For adjusting the PLL, you can interpret the window as zero-length. The
leading edge of the pulse is always either before or after the window by
some length. However, you're doing some sort of time quantization, so
there will be some point at which you can't tell which, so you consider
the error to be zero.
The pulse produced by most drives are around
250-350ns.
The pulse width doesn't tell you anything. Only the leading edge of the
pulse is significant. The drive electronics has a one-shot that
generates the pulse when it sees a flux transition.
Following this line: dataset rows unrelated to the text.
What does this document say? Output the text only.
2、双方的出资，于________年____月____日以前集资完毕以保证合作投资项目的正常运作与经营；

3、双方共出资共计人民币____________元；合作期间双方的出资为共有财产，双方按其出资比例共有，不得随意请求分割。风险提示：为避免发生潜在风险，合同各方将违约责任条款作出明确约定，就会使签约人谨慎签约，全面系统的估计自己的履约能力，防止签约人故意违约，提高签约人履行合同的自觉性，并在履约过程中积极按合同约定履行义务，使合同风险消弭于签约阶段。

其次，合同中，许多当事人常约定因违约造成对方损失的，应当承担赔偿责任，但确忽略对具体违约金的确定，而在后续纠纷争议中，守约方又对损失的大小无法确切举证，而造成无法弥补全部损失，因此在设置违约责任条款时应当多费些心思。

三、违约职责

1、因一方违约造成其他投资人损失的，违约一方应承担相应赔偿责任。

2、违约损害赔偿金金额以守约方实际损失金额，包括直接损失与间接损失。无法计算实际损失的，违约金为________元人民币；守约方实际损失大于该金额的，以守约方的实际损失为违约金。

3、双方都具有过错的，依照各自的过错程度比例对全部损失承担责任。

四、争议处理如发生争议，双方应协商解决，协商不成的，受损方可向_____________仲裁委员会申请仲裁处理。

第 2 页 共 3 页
When you say at each iteration, do you mean each
received pulse?
No. The PLL is free-running. There is a pulse window every 2 us (or
whatever), so the PLL period is going to be approximately 2 us.
(Note that
the absence of a pulse is not considered to have a phase
error of zero.)
I really have to do more reading on this.
I got an extra "not" in there. The absence of a pulse has an effective
phase error of zero; it doesn't cause any adjustment to the PLL.
If my period is already adjusted for the phase error, and added to the
phase counter, why are we now modifying the phase counter again with
phase error? We modify the long term period (frequency) AND make sure
that the current cycle gets the adjustment too?
To better track ISV. However,
setting beta to zero may be reasonable.